The Real History of Snakes on a Plane

Dan Strohschein

Snakes on a plane. The first time I heard the title I started laughing. Below is how the conversation between me and a friend went when he told me about the movie.

"It's a hot new movie, called Snakes on a Plane!" My friend said.

"It's a spoof like Scary Movie, right?" I asked my friend. He shook his head.

"No, it's a real horror flick," he responded.

"Uh... the snakes are demonic or phantoms or something? Or is it plane like as in another dimension?" I asked.

 "No, Real snakes on a real plane. Wouldn't that be scary?" he asks, smiling.

 "Not unless you're a retard with a drool cup, or one of those paranoid guys who can't touch doorhandles without sanitized gloves on," I say to him.

His smile falters. "It's going to be one of the best films of 2006. The internet says so!" he proudly proclaims.

It went downhill from there, sorta evolving into a shouting match about which Megaman was tougher. Don't ask. The sad part is that it's the truth. A lot of people have been snowballed by a bunch of marketing geniuses who sit up on the 53rd story of a building in New York and think about ways of snowballing people. And the hype is simple - if you didn't know the "story" you wouldn't know the hype. And without the hype, the movie sounds like... well like it would have been better off going straight to DVD. It reminded me of the other ridiculous titles and ideas that have somehow managed to gather to themselves a cult following (Killer Klowns from Outer Space, Teenage Mutant Ninja Turtles, Bikini Car Wash Alien Ninja Werewolves - oh wait, that last one I made up).

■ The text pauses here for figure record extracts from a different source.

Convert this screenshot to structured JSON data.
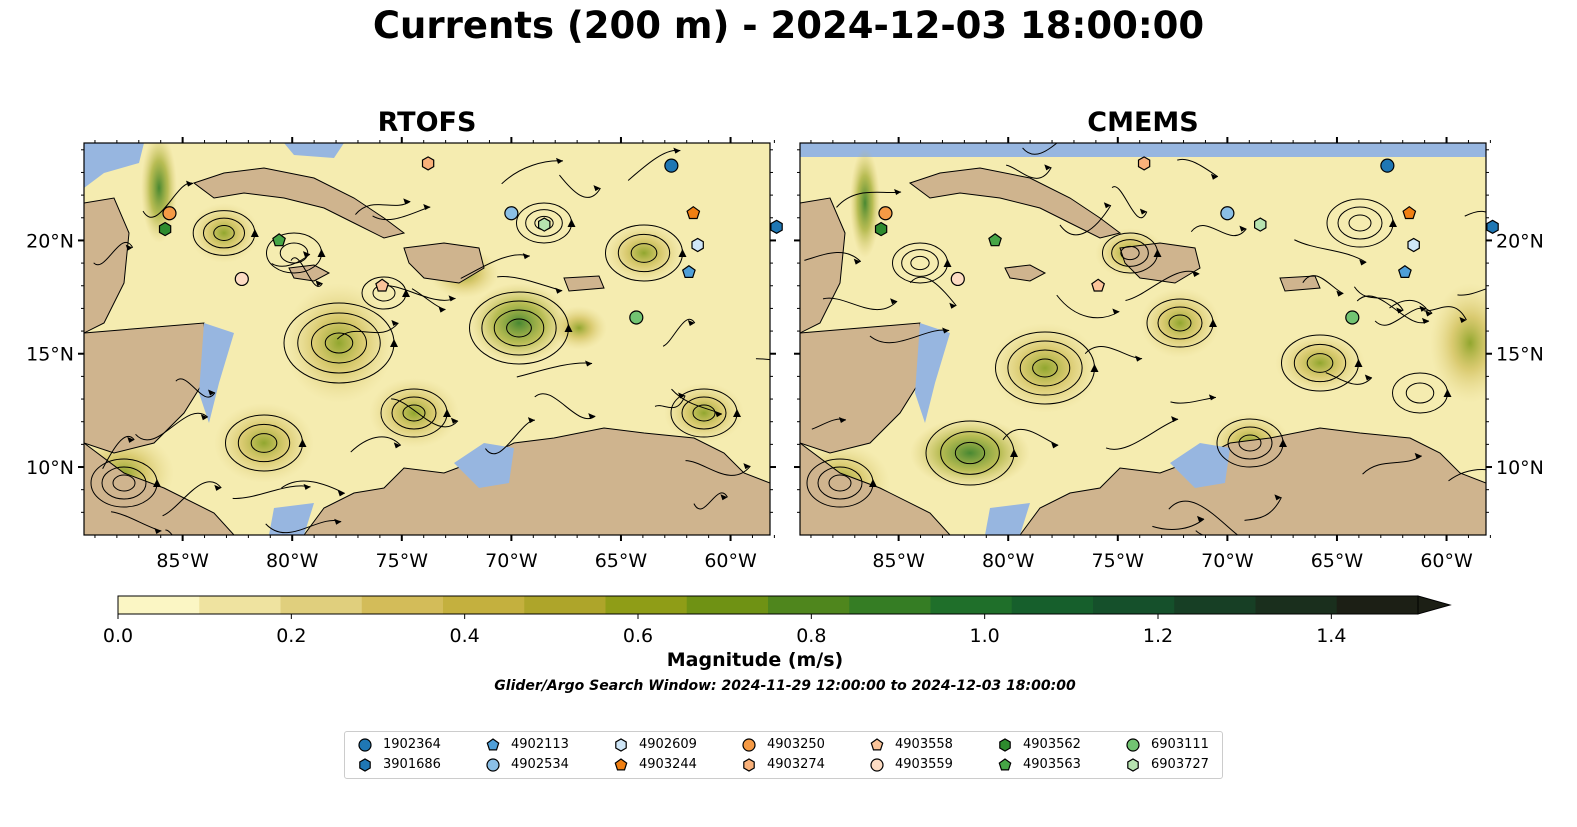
{
  "title": "Currents (200 m) - 2024-12-03 18:00:00",
  "panels": [
    {
      "title": "RTOFS"
    },
    {
      "title": "CMEMS"
    }
  ],
  "axes": {
    "lon_ticks": [
      "85°W",
      "80°W",
      "75°W",
      "70°W",
      "65°W",
      "60°W"
    ],
    "lat_ticks": [
      "20°N",
      "15°N",
      "10°N"
    ]
  },
  "colorbar": {
    "label": "Magnitude (m/s)",
    "ticks": [
      "0.0",
      "0.2",
      "0.4",
      "0.6",
      "0.8",
      "1.0",
      "1.2",
      "1.4"
    ],
    "range": [
      0.0,
      1.5
    ],
    "extend": "max",
    "colors": [
      "#fbf6c4",
      "#efe3a0",
      "#e0cf7d",
      "#d3bc59",
      "#c4b03e",
      "#aea52a",
      "#8f9d17",
      "#6f9214",
      "#4f861d",
      "#357d24",
      "#1f6f2a",
      "#165f2c",
      "#15502b",
      "#173f25",
      "#1a2f1d",
      "#1c1f15"
    ]
  },
  "search_window": "Glider/Argo Search Window: 2024-11-29 12:00:00 to 2024-12-03 18:00:00",
  "colors": {
    "ocean": "#97b6e0",
    "land": "#cfb48e",
    "weak_current": "#fbf6c4",
    "strong_current": "#1c1f15"
  },
  "floats": [
    {
      "id": "1902364",
      "marker": "circle",
      "color": "#1f77b4"
    },
    {
      "id": "3901686",
      "marker": "hexagon",
      "color": "#1f77b4"
    },
    {
      "id": "4902113",
      "marker": "pentagon",
      "color": "#4f9fd8"
    },
    {
      "id": "4902534",
      "marker": "circle",
      "color": "#8bbfe6"
    },
    {
      "id": "4902609",
      "marker": "hexagon",
      "color": "#cfe6f7"
    },
    {
      "id": "4903244",
      "marker": "pentagon",
      "color": "#f07f12"
    },
    {
      "id": "4903250",
      "marker": "circle",
      "color": "#f59a45"
    },
    {
      "id": "4903274",
      "marker": "hexagon",
      "color": "#f9b17a"
    },
    {
      "id": "4903558",
      "marker": "pentagon",
      "color": "#fbc499"
    },
    {
      "id": "4903559",
      "marker": "circle",
      "color": "#fddcc3"
    },
    {
      "id": "4903562",
      "marker": "hexagon",
      "color": "#2e8b2e"
    },
    {
      "id": "4903563",
      "marker": "pentagon",
      "color": "#46a546"
    },
    {
      "id": "6903111",
      "marker": "circle",
      "color": "#72c472"
    },
    {
      "id": "6903727",
      "marker": "hexagon",
      "color": "#b7e3b0"
    }
  ],
  "float_positions": [
    {
      "id": "1902364",
      "lon": -62.7,
      "lat": 23.3
    },
    {
      "id": "3901686",
      "lon": -57.9,
      "lat": 20.6
    },
    {
      "id": "4902113",
      "lon": -61.9,
      "lat": 18.6
    },
    {
      "id": "4902534",
      "lon": -70.0,
      "lat": 21.2
    },
    {
      "id": "4902609",
      "lon": -61.5,
      "lat": 19.8
    },
    {
      "id": "4903244",
      "lon": -61.7,
      "lat": 21.2
    },
    {
      "id": "4903250",
      "lon": -85.6,
      "lat": 21.2
    },
    {
      "id": "4903274",
      "lon": -73.8,
      "lat": 23.4
    },
    {
      "id": "4903558",
      "lon": -75.9,
      "lat": 18.0
    },
    {
      "id": "4903559",
      "lon": -82.3,
      "lat": 18.3
    },
    {
      "id": "4903562",
      "lon": -85.8,
      "lat": 20.5
    },
    {
      "id": "4903563",
      "lon": -80.6,
      "lat": 20.0
    },
    {
      "id": "6903111",
      "lon": -64.3,
      "lat": 16.6
    },
    {
      "id": "6903727",
      "lon": -68.5,
      "lat": 20.7
    }
  ]
}
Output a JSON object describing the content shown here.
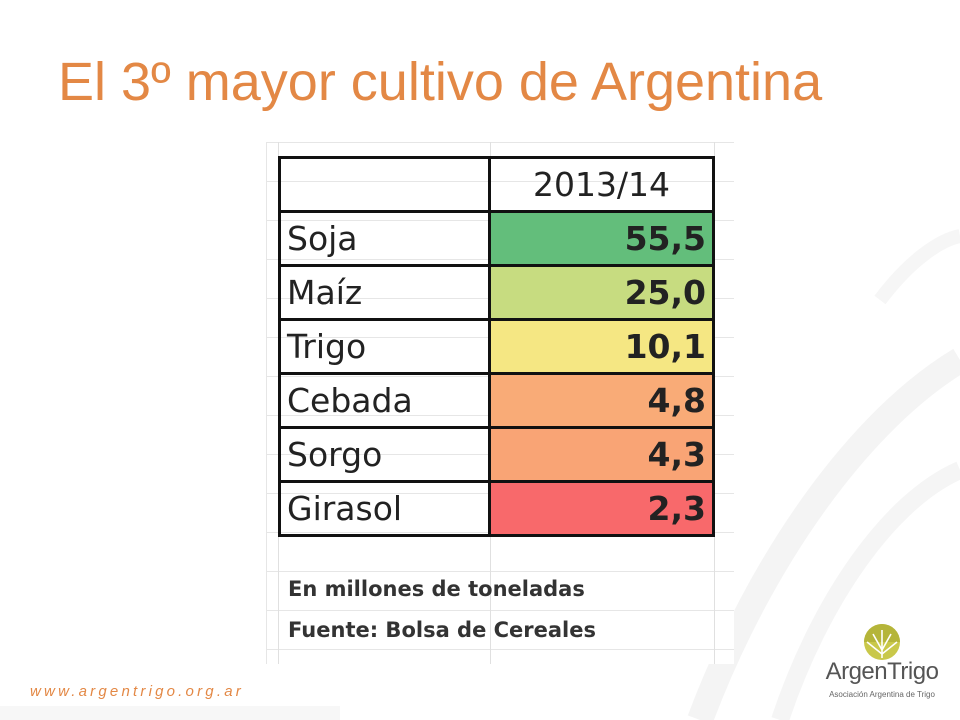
{
  "slide": {
    "title": "El 3º mayor cultivo de Argentina",
    "footer_url": "www.argentrigo.org.ar"
  },
  "table": {
    "header_label": "",
    "year": "2013/14",
    "rows": [
      {
        "crop": "Soja",
        "value": "55,5",
        "color": "#63be7b"
      },
      {
        "crop": "Maíz",
        "value": "25,0",
        "color": "#c7dc80"
      },
      {
        "crop": "Trigo",
        "value": "10,1",
        "color": "#f5e783"
      },
      {
        "crop": "Cebada",
        "value": "4,8",
        "color": "#f9ab77"
      },
      {
        "crop": "Sorgo",
        "value": "4,3",
        "color": "#f9a475"
      },
      {
        "crop": "Girasol",
        "value": "2,3",
        "color": "#f8696b"
      }
    ],
    "note_units": "En millones de toneladas",
    "note_source": "Fuente: Bolsa de Cereales"
  },
  "logo": {
    "name": "ArgenTrigo",
    "subtitle": "Asociación Argentina de Trigo",
    "icon": "wheat-sun-emblem-icon",
    "accent_color": "#b5b53a"
  },
  "colors": {
    "title": "#e38845",
    "grid_border": "#111111"
  }
}
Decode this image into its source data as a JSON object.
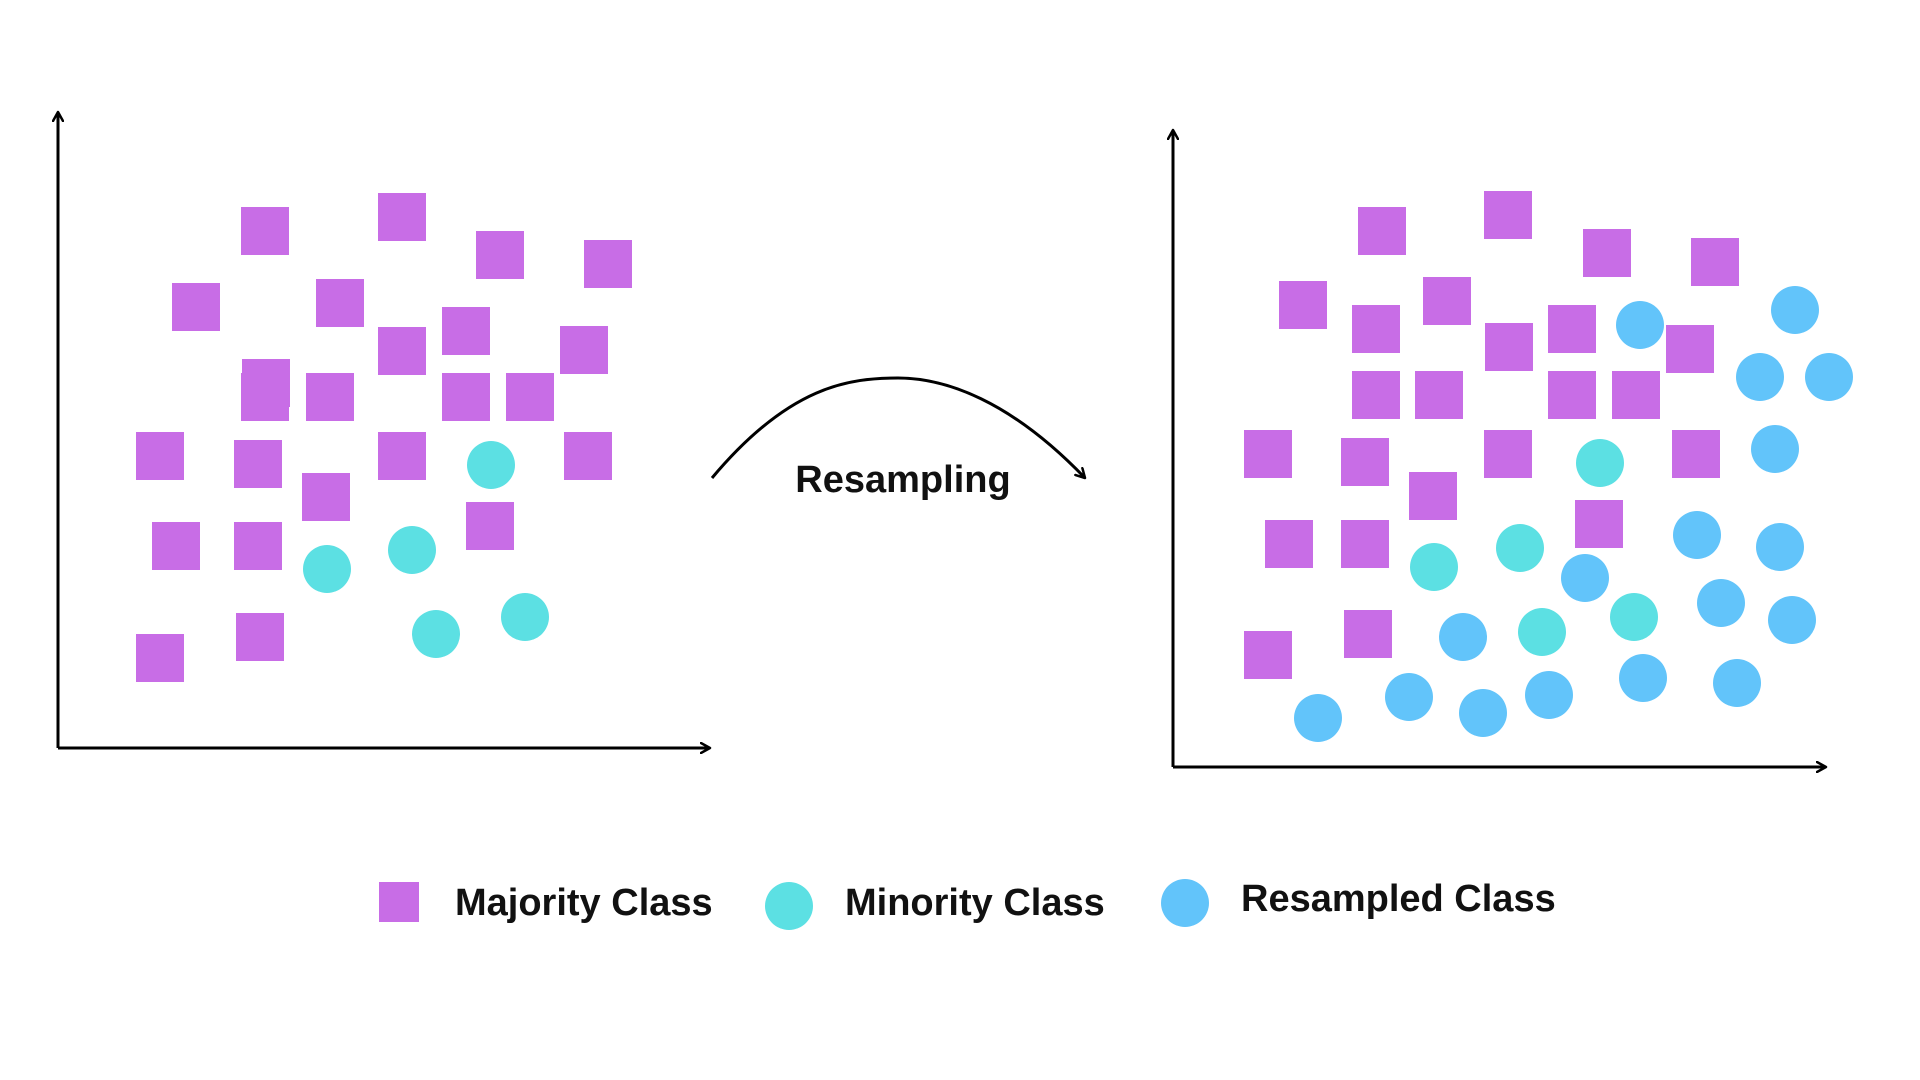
{
  "transition_label": "Resampling",
  "legend": {
    "items": [
      {
        "label": "Majority Class",
        "shape": "square",
        "color": "#c86de6"
      },
      {
        "label": "Minority Class",
        "shape": "circle",
        "color": "#5ce0e3"
      },
      {
        "label": "Resampled Class",
        "shape": "circle",
        "color": "#62c4fa"
      }
    ]
  },
  "colors": {
    "axis": "#000000",
    "majority": "#c86de6",
    "minority": "#5ce0e3",
    "resampled": "#62c4fa"
  }
}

The story behind Snakes on a plane is that a professor from the University of Pittsburgh, David Dalessandro, wrote the storyline after reading a magazine about Brown Snakes. There was a story in it about how these snakes would climb aboard world war II planes. His first draft of the screenplay was called Venom, about a brown snake. The second draft was about a poisonous snake that gets loose on a plane.

Then he expanded it again, to be many snakes loose on a plane. He took the completed screenplay and shopped it around to different studios, and was rejected by all of them. Four years after that, Paramount and MTC looked at it, then passed it on to New Line, who hired some writers to rewrite the screenplay into what it currently is now.

This is where the story becomes hype. Supposedly at this point, several internet blogs had released information on the film. This generated a lot of fans, and a cult following, which dictated how the film was actually made. The story says that in March, New Line had been bugged so much by fans that they reshot the footage for an extra five days to add new scenes (and Samuel Jackson's crude catch phrase).

So how did this "giant fan base" start? From Script writer Jason Friedman's blog. Interestingly enough, he was the one pegged to first re-write the script.

Personally I don't believe there was ever a huge fan base of internet junkies before the movie was announced. It's not below marketing professionals to say that something is popular in order to get people to follow by inventing a fan base, or inventing hype.

Something like "Dude, have you heard about Bikini Car Wash Alien Ninja Werewolves? It's HUGE in hollywood right now. There are millions of fans and they have clips. You know it all started on the internet by a mysterious anonymous writer. He wrote the screenplay on his deathbed and his widow posted it on the net! So many people loved it that now it's a huge success!"

And then all the sheep out there who have to be on the next big thing jump on board, grab as much info as they can, and then perpetuate the story to the next person, because well, THEY want to be the first to break the big news about the next big thing. It's predictable human behavior that marketing professionals eat up like the fat kid eats candy corn at halloween - by the truck load.

Will it be THE next big movie? Naw, it's no where near the strength that say, Spiderman or Lord of the Rings was. All this stuff is just marketing hype, and in two months the only people who are going to remember that it even came out are going to be the four fanboys it creates.